Sur le marché de l’habitation du Québec, l’activité a commencé à se redresser au début de 2024. Les ventes devraient y atteindre des sommets historiques. On s’attend à ce que la hausse des prix y dépasse la moyenne nationale dans la première moitié de la période de prévision.

Les marchés locatifs continueront de se rééquilibrer

Depuis 2024, l’offre de logements locatifs a augmenté plus rapidement que la demande, mais l’abordabilité a continué de poser problème. Selon nos prévisions, la baisse de l’immigration et le nombre accru d’accédants à la propriété feront encore diminuer la demande sur le marché locatif de 2025 à 2027. L’offre continuera de prendre de l’expansion grâce à l’achèvement de logements locatifs, de sorte que le taux d’inoccupation augmentera et la croissance des loyers ralentira.

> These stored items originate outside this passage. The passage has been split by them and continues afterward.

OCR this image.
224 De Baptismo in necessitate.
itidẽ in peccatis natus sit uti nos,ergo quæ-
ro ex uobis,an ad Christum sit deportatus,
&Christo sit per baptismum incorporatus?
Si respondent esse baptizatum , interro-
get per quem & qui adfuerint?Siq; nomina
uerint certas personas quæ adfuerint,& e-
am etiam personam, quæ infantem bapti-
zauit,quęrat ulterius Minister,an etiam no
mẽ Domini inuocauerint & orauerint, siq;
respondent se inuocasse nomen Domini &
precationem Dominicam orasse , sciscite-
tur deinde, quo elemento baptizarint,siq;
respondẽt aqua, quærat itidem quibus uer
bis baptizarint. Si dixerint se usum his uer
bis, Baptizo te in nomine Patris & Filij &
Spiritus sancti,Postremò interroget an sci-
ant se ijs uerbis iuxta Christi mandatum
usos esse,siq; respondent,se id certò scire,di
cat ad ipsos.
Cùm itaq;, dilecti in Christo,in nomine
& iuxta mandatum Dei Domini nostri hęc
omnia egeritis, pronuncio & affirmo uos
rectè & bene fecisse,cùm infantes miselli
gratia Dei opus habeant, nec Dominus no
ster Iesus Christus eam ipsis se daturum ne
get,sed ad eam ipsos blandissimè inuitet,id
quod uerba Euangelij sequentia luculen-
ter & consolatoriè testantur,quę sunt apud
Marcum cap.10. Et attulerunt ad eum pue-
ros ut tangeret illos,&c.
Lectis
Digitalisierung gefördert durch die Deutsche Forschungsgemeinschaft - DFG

Cependant, il faudra plus de temps pour que l’abordabilité des logements locatifs s’améliore. Les loyers de certaines unités inoccupées seront ramenés au niveau du marché, et la croissance des revenus des locataires mettra du temps à rattraper les hausses précédentes des loyers du marché. En outre, quand des locataires qui en ont les moyens déménageront dans des logements neufs d’un prix supérieur, des logements plus abordables se libéreront graduellement pour d’autres locataires (PDF).

Autres scénarios

Étant donné le degré élevé d’incertitude économique, la SCHL expose deux autres scénarios.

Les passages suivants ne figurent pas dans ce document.